Признаюсь, чрезвычайно взволнованный вышел я от Буланже и, уже подымаясь по лестнице, сожалел о том, что сказал. Надо вернуться! Но едва мелькнула у меня эта мысль, как ее сейчас же сменила другая: почему именно я один борюсь за русское коннозаводство и орловского рысака, подвергаюсь опасности каждую минуту быть расстрелянным? Где же остальные мои соратники, где другие коннозаводчики? Они теперь далеко, они же в случае чего приедут и будут судить меня.

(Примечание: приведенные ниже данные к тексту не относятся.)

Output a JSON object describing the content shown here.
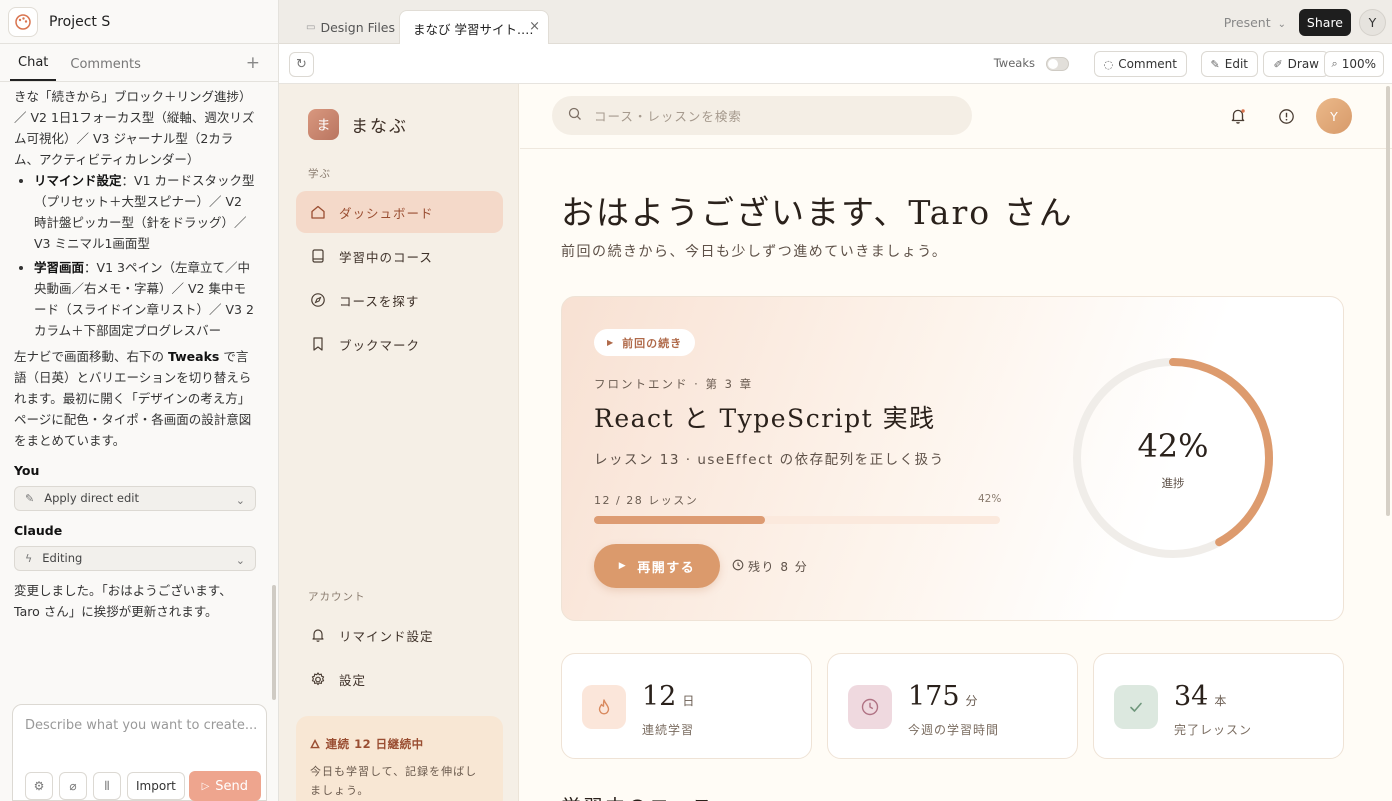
{
  "project": {
    "title": "Project S"
  },
  "chat": {
    "tabs": [
      "Chat",
      "Comments"
    ],
    "add_label": "+",
    "intro_line": "きな「続きから」ブロック＋リング進捗）／ V2 1日1フォーカス型（縦軸、週次リズム可視化）／ V3 ジャーナル型（2カラム、アクティビティカレンダー）",
    "bullets": [
      {
        "title": "リマインド設定",
        "text": "：V1 カードスタック型（プリセット＋大型スピナー）／ V2 時計盤ピッカー型（針をドラッグ）／ V3 ミニマル1画面型"
      },
      {
        "title": "学習画面",
        "text": "：V1 3ペイン（左章立て／中央動画／右メモ・字幕）／ V2 集中モード（スライドイン章リスト）／ V3 2カラム＋下部固定プログレスバー"
      }
    ],
    "para_before": "左ナビで画面移動、右下の ",
    "para_bold": "Tweaks",
    "para_after": " で言語（日英）とバリエーションを切り替えられます。最初に開く「デザインの考え方」ページに配色・タイポ・各画面の設計意図をまとめています。",
    "you_label": "You",
    "you_action": "Apply direct edit",
    "claude_label": "Claude",
    "claude_action": "Editing",
    "claude_reply": "変更しました。「おはようございます、Taro さん」に挨拶が更新されます。",
    "composer_placeholder": "Describe what you want to create...",
    "import_label": "Import",
    "send_label": "Send"
  },
  "tabs": {
    "design_files": "Design Files",
    "active": "まなび 学習サイト.…",
    "close": "×",
    "present": "Present",
    "share": "Share",
    "user_initial": "Y"
  },
  "toolbar": {
    "tweaks": "Tweaks",
    "comment": "Comment",
    "edit": "Edit",
    "draw": "Draw",
    "zoom": "100%"
  },
  "app": {
    "brand_mark": "ま",
    "brand_name": "まなぶ",
    "section_learn": "学ぶ",
    "nav": [
      {
        "label": "ダッシュボード",
        "icon": "home-icon"
      },
      {
        "label": "学習中のコース",
        "icon": "book-icon"
      },
      {
        "label": "コースを探す",
        "icon": "compass-icon"
      },
      {
        "label": "ブックマーク",
        "icon": "bookmark-icon"
      }
    ],
    "section_account": "アカウント",
    "account_nav": [
      {
        "label": "リマインド設定",
        "icon": "bell-icon"
      },
      {
        "label": "設定",
        "icon": "gear-icon"
      }
    ],
    "streak_title": "連続 12 日継続中",
    "streak_text": "今日も学習して、記録を伸ばしましょう。",
    "search_placeholder": "コース・レッスンを検索",
    "avatar_initial": "Y",
    "greeting": "おはようございます、Taro さん",
    "greeting_sub": "前回の続きから、今日も少しずつ進めていきましょう。",
    "hero": {
      "chip": "前回の続き",
      "meta": "フロントエンド · 第 3 章",
      "title": "React と TypeScript 実践",
      "lesson": "レッスン 13 · useEffect の依存配列を正しく扱う",
      "count": "12 / 28 レッスン",
      "pct_label": "42%",
      "progress": 0.42,
      "resume": "再開する",
      "remaining": "残り 8 分",
      "ring_value": "42%",
      "ring_label": "進捗"
    },
    "stats": [
      {
        "value": "12",
        "unit": "日",
        "label": "連続学習",
        "icon": "flame-icon",
        "bg": "#fbe6da",
        "color": "#d98a5f"
      },
      {
        "value": "175",
        "unit": "分",
        "label": "今週の学習時間",
        "icon": "clock-icon",
        "bg": "#efd9df",
        "color": "#b07384"
      },
      {
        "value": "34",
        "unit": "本",
        "label": "完了レッスン",
        "icon": "check-icon",
        "bg": "#dce8df",
        "color": "#6f977c"
      }
    ],
    "section_peek": "学習中のコース"
  },
  "colors": {
    "accent": "#db9a6c",
    "nav_active": "#f4d9c9",
    "send": "#eea58e"
  }
}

И я не вернулся назад, вошел в свою комнату и запер дверь на ключ. Однако сердце охотника не камень, и уже утром я просил Буланже принять все меры к спасению Крепыша. В это время он читал газету и вместо ответа протянул мне ее: Симбирск взят чехословаками![178]«Уже поздно», – сказал он и добавил, что я себя совсем не берегу, а потому его обязанность – меня беречь. Вскоре после этого мы получили известие о гибели Крепыша, гибели трагической, как всякая гибель вообще, хотя в данном случае она была не столько трагична, сколько преступна и бесцельна.